UAE banks aim to repay $19bn crisis capital

Banks hope to pay debt accrued during global financial crisis using new bonds
UAE dirhams
By Neil King
Wed 06 Feb 2013 12:51 PM

Banks in the UAE will try to repay capital to the tune of AED70bn (US$19.1bn) this year, placed with them at the height of the global financial crisis.

The country’s Ministry of Finance put the money into the banks to steady their balance sheets after the collapse of Lehman Brothers in September 2008.

This support was converted into seven-year capital-boosting bonds in 2009, but some banks are now turning to the bond market again as the current market prices offer a more favourable interest rate.
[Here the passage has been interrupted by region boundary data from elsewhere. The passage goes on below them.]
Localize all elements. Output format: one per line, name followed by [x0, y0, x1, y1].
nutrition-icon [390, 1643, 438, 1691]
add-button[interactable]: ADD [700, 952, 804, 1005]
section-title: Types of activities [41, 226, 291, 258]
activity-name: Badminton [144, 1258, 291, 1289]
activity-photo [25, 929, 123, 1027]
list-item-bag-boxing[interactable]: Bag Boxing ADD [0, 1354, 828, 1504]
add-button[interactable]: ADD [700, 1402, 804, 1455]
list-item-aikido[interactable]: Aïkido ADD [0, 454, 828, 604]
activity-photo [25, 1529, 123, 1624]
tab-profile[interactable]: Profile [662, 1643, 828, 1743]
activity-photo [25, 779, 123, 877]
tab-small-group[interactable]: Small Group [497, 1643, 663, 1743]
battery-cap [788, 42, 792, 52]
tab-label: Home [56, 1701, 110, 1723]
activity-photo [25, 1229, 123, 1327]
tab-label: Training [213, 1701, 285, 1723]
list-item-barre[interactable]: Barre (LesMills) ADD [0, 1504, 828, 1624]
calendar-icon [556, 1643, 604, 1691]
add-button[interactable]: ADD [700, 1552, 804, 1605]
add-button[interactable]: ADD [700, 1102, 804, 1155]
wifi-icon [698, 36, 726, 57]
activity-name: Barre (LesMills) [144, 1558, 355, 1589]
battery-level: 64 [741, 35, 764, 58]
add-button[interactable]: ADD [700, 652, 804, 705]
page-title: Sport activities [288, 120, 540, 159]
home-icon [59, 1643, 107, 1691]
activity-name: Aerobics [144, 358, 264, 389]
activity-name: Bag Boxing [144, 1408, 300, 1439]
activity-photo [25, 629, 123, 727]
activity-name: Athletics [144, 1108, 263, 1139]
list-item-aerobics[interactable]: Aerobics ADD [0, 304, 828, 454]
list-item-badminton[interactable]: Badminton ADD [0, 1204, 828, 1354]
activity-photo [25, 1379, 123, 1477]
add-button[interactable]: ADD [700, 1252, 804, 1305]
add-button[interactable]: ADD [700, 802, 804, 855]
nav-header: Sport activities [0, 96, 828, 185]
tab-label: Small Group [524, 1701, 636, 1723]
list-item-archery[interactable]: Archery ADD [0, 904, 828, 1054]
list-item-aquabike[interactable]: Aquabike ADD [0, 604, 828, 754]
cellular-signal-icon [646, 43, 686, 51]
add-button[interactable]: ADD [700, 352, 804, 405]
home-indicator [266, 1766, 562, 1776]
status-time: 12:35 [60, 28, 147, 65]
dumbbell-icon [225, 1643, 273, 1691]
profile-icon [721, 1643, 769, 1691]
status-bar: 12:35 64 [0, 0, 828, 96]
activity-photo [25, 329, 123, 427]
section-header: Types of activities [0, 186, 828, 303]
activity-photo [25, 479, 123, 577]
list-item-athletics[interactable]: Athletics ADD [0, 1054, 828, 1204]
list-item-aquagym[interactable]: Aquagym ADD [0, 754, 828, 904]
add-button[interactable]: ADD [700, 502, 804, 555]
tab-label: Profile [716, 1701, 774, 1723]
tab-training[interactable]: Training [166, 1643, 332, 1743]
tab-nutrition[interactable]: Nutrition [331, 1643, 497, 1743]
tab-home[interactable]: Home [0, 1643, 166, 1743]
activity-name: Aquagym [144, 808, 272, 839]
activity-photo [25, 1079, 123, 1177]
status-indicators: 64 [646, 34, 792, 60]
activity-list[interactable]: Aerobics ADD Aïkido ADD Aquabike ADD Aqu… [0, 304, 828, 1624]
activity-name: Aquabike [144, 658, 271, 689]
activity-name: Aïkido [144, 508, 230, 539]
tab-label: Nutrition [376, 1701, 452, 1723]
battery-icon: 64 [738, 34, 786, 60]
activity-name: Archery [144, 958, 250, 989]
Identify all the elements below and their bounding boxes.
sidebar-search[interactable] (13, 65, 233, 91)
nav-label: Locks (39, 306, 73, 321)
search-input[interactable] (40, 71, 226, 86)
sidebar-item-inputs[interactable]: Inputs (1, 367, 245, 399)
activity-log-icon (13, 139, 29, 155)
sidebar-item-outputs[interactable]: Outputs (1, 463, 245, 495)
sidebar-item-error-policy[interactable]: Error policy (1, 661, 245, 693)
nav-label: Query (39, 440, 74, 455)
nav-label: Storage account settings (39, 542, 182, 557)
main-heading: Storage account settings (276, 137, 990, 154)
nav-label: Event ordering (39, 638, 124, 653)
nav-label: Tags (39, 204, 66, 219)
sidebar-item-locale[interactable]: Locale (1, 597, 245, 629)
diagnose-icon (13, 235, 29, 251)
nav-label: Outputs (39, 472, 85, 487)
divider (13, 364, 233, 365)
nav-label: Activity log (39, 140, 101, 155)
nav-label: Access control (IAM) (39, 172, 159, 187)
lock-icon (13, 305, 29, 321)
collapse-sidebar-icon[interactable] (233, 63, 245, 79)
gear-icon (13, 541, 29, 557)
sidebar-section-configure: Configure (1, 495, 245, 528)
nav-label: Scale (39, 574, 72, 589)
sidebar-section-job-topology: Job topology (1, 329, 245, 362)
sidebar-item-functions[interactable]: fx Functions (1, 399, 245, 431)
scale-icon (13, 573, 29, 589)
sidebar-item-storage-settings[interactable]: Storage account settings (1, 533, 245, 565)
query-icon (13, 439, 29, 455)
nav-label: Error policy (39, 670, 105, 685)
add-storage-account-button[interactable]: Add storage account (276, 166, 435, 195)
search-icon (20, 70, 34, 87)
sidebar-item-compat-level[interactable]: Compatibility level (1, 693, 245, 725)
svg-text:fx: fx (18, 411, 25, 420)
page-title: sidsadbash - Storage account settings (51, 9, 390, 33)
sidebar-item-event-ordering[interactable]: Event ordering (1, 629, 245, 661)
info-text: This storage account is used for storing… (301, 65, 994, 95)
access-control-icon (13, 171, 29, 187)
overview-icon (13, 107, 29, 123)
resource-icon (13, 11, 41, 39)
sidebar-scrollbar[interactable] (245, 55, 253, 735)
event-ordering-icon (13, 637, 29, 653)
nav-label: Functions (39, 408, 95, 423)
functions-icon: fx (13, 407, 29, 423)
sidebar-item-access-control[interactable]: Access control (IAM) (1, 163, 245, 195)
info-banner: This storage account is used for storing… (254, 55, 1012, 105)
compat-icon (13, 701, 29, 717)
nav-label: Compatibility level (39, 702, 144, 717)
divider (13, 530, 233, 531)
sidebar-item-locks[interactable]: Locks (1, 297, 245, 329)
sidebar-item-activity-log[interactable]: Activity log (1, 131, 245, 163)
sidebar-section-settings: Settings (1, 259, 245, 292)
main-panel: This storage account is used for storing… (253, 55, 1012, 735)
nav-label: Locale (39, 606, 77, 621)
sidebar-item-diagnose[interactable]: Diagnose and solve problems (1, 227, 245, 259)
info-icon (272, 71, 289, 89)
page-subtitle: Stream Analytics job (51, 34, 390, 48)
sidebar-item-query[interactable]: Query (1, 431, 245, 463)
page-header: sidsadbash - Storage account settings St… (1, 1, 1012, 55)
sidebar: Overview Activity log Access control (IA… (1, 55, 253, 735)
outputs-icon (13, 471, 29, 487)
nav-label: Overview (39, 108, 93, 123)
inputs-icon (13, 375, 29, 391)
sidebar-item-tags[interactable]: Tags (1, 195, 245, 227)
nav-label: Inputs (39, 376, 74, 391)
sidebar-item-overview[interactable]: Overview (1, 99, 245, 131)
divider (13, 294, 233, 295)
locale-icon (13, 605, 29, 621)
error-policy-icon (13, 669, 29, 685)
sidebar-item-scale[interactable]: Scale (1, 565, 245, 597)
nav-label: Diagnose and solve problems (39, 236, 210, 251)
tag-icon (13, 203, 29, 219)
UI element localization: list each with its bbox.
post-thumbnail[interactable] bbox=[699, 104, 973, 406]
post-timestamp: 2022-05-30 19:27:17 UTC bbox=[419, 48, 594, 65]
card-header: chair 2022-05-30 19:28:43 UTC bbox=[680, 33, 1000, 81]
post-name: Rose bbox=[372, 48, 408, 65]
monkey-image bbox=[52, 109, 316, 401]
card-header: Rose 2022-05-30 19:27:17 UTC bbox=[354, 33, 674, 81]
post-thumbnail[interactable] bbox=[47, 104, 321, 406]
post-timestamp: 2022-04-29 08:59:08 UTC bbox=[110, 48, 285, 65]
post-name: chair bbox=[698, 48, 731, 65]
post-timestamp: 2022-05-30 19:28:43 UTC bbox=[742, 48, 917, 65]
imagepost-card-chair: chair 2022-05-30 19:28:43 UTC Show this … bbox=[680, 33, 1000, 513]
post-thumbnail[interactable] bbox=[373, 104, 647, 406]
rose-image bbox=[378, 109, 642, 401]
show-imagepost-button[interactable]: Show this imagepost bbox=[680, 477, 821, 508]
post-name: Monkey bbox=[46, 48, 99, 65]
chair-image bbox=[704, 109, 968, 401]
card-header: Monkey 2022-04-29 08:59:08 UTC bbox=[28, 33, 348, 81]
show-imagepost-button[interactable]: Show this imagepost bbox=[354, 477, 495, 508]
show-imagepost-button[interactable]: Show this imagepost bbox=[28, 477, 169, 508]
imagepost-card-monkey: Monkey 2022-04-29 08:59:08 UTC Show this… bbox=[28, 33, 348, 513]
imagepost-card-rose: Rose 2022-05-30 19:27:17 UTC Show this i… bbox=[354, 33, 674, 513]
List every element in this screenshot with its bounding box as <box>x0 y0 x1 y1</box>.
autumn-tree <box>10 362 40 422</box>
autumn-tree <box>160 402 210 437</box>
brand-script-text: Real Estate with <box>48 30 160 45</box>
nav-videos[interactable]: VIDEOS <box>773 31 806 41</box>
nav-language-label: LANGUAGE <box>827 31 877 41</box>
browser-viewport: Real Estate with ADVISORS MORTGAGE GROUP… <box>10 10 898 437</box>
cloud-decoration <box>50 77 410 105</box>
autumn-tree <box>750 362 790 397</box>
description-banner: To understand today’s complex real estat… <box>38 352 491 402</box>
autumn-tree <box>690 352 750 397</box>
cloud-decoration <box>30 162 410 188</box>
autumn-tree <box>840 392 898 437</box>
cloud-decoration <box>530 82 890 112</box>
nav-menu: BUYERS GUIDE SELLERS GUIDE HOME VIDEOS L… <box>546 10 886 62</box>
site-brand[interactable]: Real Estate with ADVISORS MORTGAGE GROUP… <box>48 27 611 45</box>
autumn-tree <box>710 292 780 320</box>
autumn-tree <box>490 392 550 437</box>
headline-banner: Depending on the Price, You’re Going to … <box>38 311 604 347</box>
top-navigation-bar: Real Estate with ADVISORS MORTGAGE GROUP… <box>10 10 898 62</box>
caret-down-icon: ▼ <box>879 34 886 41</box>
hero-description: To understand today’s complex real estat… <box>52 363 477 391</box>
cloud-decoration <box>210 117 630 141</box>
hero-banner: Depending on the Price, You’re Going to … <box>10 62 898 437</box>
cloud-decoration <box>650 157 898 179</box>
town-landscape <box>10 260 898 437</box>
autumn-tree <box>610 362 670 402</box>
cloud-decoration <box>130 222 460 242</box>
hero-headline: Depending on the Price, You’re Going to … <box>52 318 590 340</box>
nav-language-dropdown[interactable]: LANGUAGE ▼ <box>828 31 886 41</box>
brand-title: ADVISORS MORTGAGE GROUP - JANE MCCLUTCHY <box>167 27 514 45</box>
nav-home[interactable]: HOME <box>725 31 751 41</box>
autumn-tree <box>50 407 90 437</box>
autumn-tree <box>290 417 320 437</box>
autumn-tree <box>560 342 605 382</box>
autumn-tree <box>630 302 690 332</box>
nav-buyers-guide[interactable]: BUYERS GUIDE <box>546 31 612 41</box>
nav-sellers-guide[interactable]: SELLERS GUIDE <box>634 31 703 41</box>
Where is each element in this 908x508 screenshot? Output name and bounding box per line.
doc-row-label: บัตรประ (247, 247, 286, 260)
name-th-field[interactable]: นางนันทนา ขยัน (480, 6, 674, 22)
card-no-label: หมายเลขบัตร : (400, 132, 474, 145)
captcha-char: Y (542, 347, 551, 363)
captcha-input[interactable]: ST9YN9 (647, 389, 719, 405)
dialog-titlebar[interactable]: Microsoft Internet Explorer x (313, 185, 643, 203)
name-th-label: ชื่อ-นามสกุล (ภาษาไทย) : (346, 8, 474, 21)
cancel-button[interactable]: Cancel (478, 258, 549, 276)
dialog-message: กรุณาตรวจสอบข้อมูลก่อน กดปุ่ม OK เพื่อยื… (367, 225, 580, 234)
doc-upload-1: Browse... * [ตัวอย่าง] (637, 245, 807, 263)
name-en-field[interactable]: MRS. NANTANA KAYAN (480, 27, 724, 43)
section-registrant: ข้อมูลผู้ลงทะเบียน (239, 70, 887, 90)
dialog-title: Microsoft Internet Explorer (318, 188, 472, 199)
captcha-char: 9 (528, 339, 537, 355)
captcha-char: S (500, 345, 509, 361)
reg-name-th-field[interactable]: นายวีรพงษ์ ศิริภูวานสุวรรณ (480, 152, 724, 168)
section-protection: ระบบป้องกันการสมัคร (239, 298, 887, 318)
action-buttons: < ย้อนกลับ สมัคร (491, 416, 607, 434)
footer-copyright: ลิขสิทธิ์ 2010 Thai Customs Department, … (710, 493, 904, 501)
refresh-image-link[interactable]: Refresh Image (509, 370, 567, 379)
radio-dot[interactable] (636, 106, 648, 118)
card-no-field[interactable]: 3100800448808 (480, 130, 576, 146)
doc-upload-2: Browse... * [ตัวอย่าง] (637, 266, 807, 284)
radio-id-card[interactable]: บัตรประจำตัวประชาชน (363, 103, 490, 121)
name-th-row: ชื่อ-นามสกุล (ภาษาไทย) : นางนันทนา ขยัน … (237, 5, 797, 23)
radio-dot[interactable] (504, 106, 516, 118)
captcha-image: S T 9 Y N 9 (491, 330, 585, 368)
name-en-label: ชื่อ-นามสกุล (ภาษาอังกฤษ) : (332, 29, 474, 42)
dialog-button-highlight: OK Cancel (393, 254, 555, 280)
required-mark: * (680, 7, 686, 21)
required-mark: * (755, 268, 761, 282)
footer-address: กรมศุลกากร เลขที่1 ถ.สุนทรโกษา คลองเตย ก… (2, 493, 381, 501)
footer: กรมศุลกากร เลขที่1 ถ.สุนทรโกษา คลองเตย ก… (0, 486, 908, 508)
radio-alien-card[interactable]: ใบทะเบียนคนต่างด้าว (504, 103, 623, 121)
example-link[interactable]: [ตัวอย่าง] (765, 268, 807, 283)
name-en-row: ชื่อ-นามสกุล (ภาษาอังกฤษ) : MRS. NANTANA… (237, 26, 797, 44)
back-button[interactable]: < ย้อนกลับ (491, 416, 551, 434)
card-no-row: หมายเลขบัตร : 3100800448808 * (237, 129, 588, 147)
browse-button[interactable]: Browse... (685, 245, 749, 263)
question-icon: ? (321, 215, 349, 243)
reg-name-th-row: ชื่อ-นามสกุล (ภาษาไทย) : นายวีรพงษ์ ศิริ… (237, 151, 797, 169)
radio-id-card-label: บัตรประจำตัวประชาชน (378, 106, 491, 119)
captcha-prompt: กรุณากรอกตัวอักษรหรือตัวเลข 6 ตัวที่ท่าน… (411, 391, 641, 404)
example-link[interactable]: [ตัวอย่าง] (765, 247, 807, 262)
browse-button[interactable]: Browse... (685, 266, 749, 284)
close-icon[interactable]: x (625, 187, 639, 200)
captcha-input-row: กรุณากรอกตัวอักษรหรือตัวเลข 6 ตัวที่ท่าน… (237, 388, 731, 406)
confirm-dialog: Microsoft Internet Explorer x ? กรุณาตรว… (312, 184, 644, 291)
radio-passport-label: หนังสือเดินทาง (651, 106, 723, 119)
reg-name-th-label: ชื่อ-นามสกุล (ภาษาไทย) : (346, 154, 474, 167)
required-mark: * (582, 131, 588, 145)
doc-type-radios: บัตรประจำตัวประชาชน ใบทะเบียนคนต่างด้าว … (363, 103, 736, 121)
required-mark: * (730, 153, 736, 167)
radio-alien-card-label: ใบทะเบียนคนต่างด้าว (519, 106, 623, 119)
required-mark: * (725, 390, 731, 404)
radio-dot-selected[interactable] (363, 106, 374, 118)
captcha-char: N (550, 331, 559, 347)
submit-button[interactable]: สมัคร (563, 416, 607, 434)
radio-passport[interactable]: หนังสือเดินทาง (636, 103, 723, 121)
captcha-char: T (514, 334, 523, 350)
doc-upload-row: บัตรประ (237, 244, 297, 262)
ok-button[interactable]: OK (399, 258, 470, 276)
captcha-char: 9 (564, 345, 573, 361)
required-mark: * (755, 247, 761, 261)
As an example, Reuters reports that National Bank of Abu Dhabi, the UAE’s largest lender by market value, has a US$750m bond maturing in March 2017 that was trading on Tuesday at a yield of 2.36 percent – less than half the price it will pay this year on the US$817m of government bonds it still has outstanding.

As the banks will pay five percent on the government bonds this year, and 5.25 percent in the final three years to maturity, on top of the 4.5 percent in 2012 and 4 percent in 2010 and 2011, many banks are planning to use the market’s current low interest rate environment to replace their more expensive obligations.

Timucin Engin, associate director for financial services ratings at Standard & Poor’s, said: “If you look at how much banks are paying on the bonds compared to where their senior debt is trading, it is a significant difference.”